In a world where restricting the mobility of sperm by cloaking the organ responsible for its distribution is a key method used to prevent pregnancy, it is indeed ironic that scientists have discovered that coatless sperm may be linked to infertility among men.
Researchers from University of California have found that a mutated gene removes a coating of carbohydrates around sperm that causes a decrease in their mobility that promotes infertility. The findings of the study were recently published in the journal Science Translational Medicine.
Study co-author Theodore Tollner, assistant adjunct professor at the Center for Health and the Environment, explained that the loss of the coating makes it difficult for sperm to travel through the fluids of the female reproductive tract, thereby lowering the rate of conception.

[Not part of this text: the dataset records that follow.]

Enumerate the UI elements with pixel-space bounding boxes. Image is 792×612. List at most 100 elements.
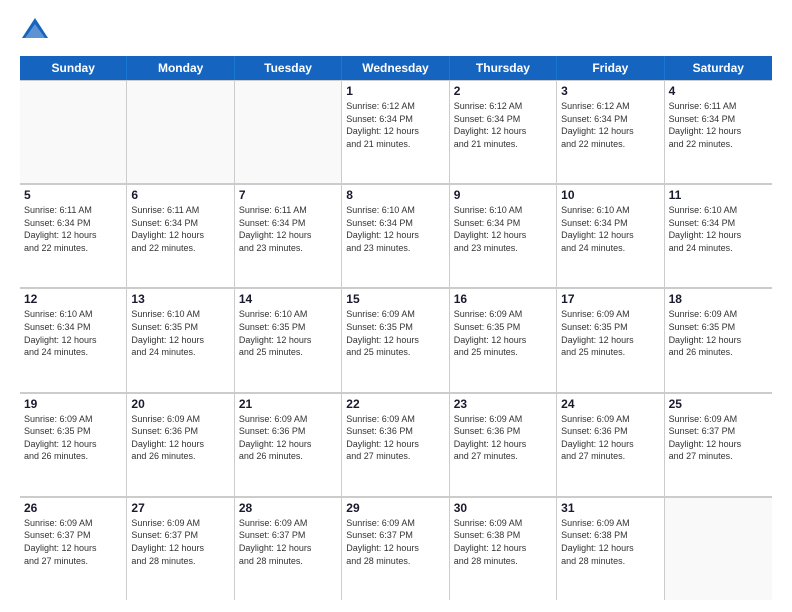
logo <box>20 16 54 46</box>
calendar-cell <box>665 497 772 600</box>
calendar-row: 12Sunrise: 6:10 AMSunset: 6:34 PMDayligh… <box>20 288 772 392</box>
day-number: 24 <box>561 397 659 411</box>
day-number: 7 <box>239 188 337 202</box>
calendar-cell: 1 Sunrise: 6:12 AMSunset: 6:34 PMDaylight… <box>342 80 449 183</box>
calendar-cell: 12Sunrise: 6:10 AMSunset: 6:34 PMDayligh… <box>20 288 127 391</box>
calendar-header-cell: Wednesday <box>342 56 449 80</box>
calendar-cell: 31 Sunrise: 6:09 AMSunset: 6:38 PMDayligh… <box>557 497 664 600</box>
day-number: 21 <box>239 397 337 411</box>
day-number: 3 <box>561 84 659 98</box>
cell-info: Sunrise: 6:10 AMSunset: 6:34 PMDaylight:… <box>346 204 444 254</box>
cell-info: Sunrise: 6:12 AMSunset: 6:34 PMDaylight:… <box>454 100 552 150</box>
calendar-cell: 8Sunrise: 6:10 AMSunset: 6:34 PMDaylight… <box>342 184 449 287</box>
day-number: 17 <box>561 292 659 306</box>
day-number: 25 <box>669 397 768 411</box>
calendar-cell: 2Sunrise: 6:12 AMSunset: 6:34 PMDaylight… <box>450 80 557 183</box>
day-number: 20 <box>131 397 229 411</box>
calendar-cell: 11 Sunrise: 6:10 AMSunset: 6:34 PMDayligh… <box>665 184 772 287</box>
calendar-cell: 20 Sunrise: 6:09 AMSunset: 6:36 PMDayligh… <box>127 393 234 496</box>
calendar-cell <box>235 80 342 183</box>
calendar-cell: 6 Sunrise: 6:11 AMSunset: 6:34 PMDaylight… <box>127 184 234 287</box>
calendar-header-cell: Tuesday <box>235 56 342 80</box>
cell-info: Sunrise: 6:09 AMSunset: 6:36 PMDaylight:… <box>561 413 659 463</box>
calendar-cell: 7 Sunrise: 6:11 AMSunset: 6:34 PMDaylight… <box>235 184 342 287</box>
calendar-header-cell: Friday <box>557 56 664 80</box>
cell-info: Sunrise: 6:10 AMSunset: 6:34 PMDaylight:… <box>454 204 552 254</box>
calendar-cell: 13 Sunrise: 6:10 AMSunset: 6:35 PMDayligh… <box>127 288 234 391</box>
calendar-cell: 4 Sunrise: 6:11 AMSunset: 6:34 PMDaylight… <box>665 80 772 183</box>
cell-info: Sunrise: 6:09 AMSunset: 6:35 PMDaylight:… <box>669 308 768 358</box>
day-number: 13 <box>131 292 229 306</box>
calendar-header-cell: Saturday <box>665 56 772 80</box>
day-number: 9 <box>454 188 552 202</box>
calendar-page: SundayMondayTuesdayWednesdayThursdayFrid… <box>0 0 792 612</box>
day-number: 26 <box>24 501 122 515</box>
calendar-cell: 21 Sunrise: 6:09 AMSunset: 6:36 PMDayligh… <box>235 393 342 496</box>
calendar-cell: 23 Sunrise: 6:09 AMSunset: 6:36 PMDayligh… <box>450 393 557 496</box>
cell-info: Sunrise: 6:10 AMSunset: 6:35 PMDaylight:… <box>131 308 229 358</box>
cell-info: Sunrise: 6:09 AMSunset: 6:37 PMDaylight:… <box>24 517 122 567</box>
day-number: 16 <box>454 292 552 306</box>
day-number: 28 <box>239 501 337 515</box>
day-number: 4 <box>669 84 768 98</box>
cell-info: Sunrise: 6:11 AMSunset: 6:34 PMDaylight:… <box>24 204 122 254</box>
cell-info: Sunrise: 6:09 AMSunset: 6:37 PMDaylight:… <box>239 517 337 567</box>
cell-info: Sunrise: 6:09 AMSunset: 6:36 PMDaylight:… <box>239 413 337 463</box>
calendar: SundayMondayTuesdayWednesdayThursdayFrid… <box>20 56 772 600</box>
calendar-cell: 28 Sunrise: 6:09 AMSunset: 6:37 PMDayligh… <box>235 497 342 600</box>
calendar-cell: 29Sunrise: 6:09 AMSunset: 6:37 PMDayligh… <box>342 497 449 600</box>
calendar-cell: 17 Sunrise: 6:09 AMSunset: 6:35 PMDayligh… <box>557 288 664 391</box>
cell-info: Sunrise: 6:11 AMSunset: 6:34 PMDaylight:… <box>131 204 229 254</box>
logo-icon <box>20 16 50 46</box>
cell-info: Sunrise: 6:09 AMSunset: 6:35 PMDaylight:… <box>346 308 444 358</box>
calendar-row: 1 Sunrise: 6:12 AMSunset: 6:34 PMDaylight… <box>20 80 772 184</box>
cell-info: Sunrise: 6:09 AMSunset: 6:36 PMDaylight:… <box>346 413 444 463</box>
calendar-cell: 25 Sunrise: 6:09 AMSunset: 6:37 PMDayligh… <box>665 393 772 496</box>
calendar-header-cell: Thursday <box>450 56 557 80</box>
cell-info: Sunrise: 6:09 AMSunset: 6:35 PMDaylight:… <box>24 413 122 463</box>
calendar-cell: 19Sunrise: 6:09 AMSunset: 6:35 PMDayligh… <box>20 393 127 496</box>
cell-info: Sunrise: 6:09 AMSunset: 6:37 PMDaylight:… <box>669 413 768 463</box>
day-number: 31 <box>561 501 659 515</box>
cell-info: Sunrise: 6:09 AMSunset: 6:35 PMDaylight:… <box>454 308 552 358</box>
calendar-header-cell: Sunday <box>20 56 127 80</box>
calendar-cell: 10Sunrise: 6:10 AMSunset: 6:34 PMDayligh… <box>557 184 664 287</box>
cell-info: Sunrise: 6:09 AMSunset: 6:35 PMDaylight:… <box>561 308 659 358</box>
calendar-body: 1 Sunrise: 6:12 AMSunset: 6:34 PMDaylight… <box>20 80 772 600</box>
cell-info: Sunrise: 6:09 AMSunset: 6:36 PMDaylight:… <box>131 413 229 463</box>
day-number: 11 <box>669 188 768 202</box>
day-number: 30 <box>454 501 552 515</box>
calendar-cell: 26 Sunrise: 6:09 AMSunset: 6:37 PMDayligh… <box>20 497 127 600</box>
day-number: 1 <box>346 84 444 98</box>
cell-info: Sunrise: 6:12 AMSunset: 6:34 PMDaylight:… <box>561 100 659 150</box>
cell-info: Sunrise: 6:12 AMSunset: 6:34 PMDaylight:… <box>346 100 444 150</box>
calendar-cell: 3 Sunrise: 6:12 AMSunset: 6:34 PMDaylight… <box>557 80 664 183</box>
day-number: 5 <box>24 188 122 202</box>
calendar-cell: 22Sunrise: 6:09 AMSunset: 6:36 PMDayligh… <box>342 393 449 496</box>
cell-info: Sunrise: 6:09 AMSunset: 6:37 PMDaylight:… <box>346 517 444 567</box>
calendar-header-cell: Monday <box>127 56 234 80</box>
cell-info: Sunrise: 6:09 AMSunset: 6:36 PMDaylight:… <box>454 413 552 463</box>
cell-info: Sunrise: 6:11 AMSunset: 6:34 PMDaylight:… <box>669 100 768 150</box>
day-number: 15 <box>346 292 444 306</box>
cell-info: Sunrise: 6:10 AMSunset: 6:35 PMDaylight:… <box>239 308 337 358</box>
calendar-cell: 9 Sunrise: 6:10 AMSunset: 6:34 PMDaylight… <box>450 184 557 287</box>
day-number: 27 <box>131 501 229 515</box>
day-number: 6 <box>131 188 229 202</box>
cell-info: Sunrise: 6:09 AMSunset: 6:37 PMDaylight:… <box>131 517 229 567</box>
day-number: 10 <box>561 188 659 202</box>
day-number: 12 <box>24 292 122 306</box>
calendar-row: 19Sunrise: 6:09 AMSunset: 6:35 PMDayligh… <box>20 393 772 497</box>
cell-info: Sunrise: 6:10 AMSunset: 6:34 PMDaylight:… <box>669 204 768 254</box>
calendar-cell: 15 Sunrise: 6:09 AMSunset: 6:35 PMDayligh… <box>342 288 449 391</box>
cell-info: Sunrise: 6:09 AMSunset: 6:38 PMDaylight:… <box>561 517 659 567</box>
calendar-cell: 5 Sunrise: 6:11 AMSunset: 6:34 PMDaylight… <box>20 184 127 287</box>
calendar-cell: 24 Sunrise: 6:09 AMSunset: 6:36 PMDayligh… <box>557 393 664 496</box>
cell-info: Sunrise: 6:09 AMSunset: 6:38 PMDaylight:… <box>454 517 552 567</box>
calendar-row: 5 Sunrise: 6:11 AMSunset: 6:34 PMDaylight… <box>20 184 772 288</box>
day-number: 18 <box>669 292 768 306</box>
calendar-header: SundayMondayTuesdayWednesdayThursdayFrid… <box>20 56 772 80</box>
cell-info: Sunrise: 6:11 AMSunset: 6:34 PMDaylight:… <box>239 204 337 254</box>
day-number: 23 <box>454 397 552 411</box>
calendar-row: 26 Sunrise: 6:09 AMSunset: 6:37 PMDayligh… <box>20 497 772 600</box>
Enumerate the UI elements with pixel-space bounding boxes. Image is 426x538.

The study found that men who inherited both copies of this mutant gene, one from each parent, were among couples having the most difficulty conceiving. In fact, out of more than 500 couples in the study, of whom all were trying to conceive, the birth rate was 30 percent lower among couples with a male who had the genetic mutation.
Infertility is defined by the World Health Organization as the inability to conceive after one year of unprotected sex. Infertility affects about 13 to 14 percent of couples worldwide. Of these, the about half of the cause is due to male infertility, with the primary reason believed to be a low sperm count. The new study is the first to discover the link between the culprit coatless sperm and being infertile.